From the Linux Academy Orion Papers...

Screen Shot 2020-06-05 at 11.51.51 PM

Indexes

From the Linux Academy Orion Papers...

Screen Shot 2020-06-05 at 11.52.43 PM

An Understanding

As I've mentioned before, I'm very far from a database guy, and a lot of this information still doesn't quite click. This may seem like it shows from the way a lot of this is written word-for-word from the Orion Papers. While that's partially true, I also attribute it to the lateness of the hour, and a bit of laziness.

If there's good news to be had, as I was going through this material again, almost all of it felt familiar.
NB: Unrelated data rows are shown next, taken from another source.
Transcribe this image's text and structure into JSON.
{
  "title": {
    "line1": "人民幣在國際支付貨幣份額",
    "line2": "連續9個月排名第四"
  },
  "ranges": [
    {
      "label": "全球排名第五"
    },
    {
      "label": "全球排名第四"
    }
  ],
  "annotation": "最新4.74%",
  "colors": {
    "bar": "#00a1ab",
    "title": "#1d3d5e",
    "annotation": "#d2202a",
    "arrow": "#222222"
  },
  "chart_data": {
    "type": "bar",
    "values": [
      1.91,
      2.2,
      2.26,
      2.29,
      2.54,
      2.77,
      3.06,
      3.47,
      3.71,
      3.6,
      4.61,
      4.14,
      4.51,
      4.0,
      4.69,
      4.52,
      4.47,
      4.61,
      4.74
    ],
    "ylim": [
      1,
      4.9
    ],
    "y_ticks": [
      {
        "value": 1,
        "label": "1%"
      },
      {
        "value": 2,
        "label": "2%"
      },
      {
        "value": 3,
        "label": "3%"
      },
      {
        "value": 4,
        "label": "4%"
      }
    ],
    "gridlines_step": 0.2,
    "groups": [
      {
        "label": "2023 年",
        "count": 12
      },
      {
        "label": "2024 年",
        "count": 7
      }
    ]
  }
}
Hopefully, as I continue to go through it to prep myself for the exam, it will feel that much clearer to me.

I use ad-hoc reporting tools at work, one of which is from SAP, and it helps to already have some hands-on experience with NoSQL tables. I may still go back and rewatch the Linux Academy training on NoSQL just as a refresher before moving on to practice exams. At this point, I'll use whatever resources I can to better understand the content.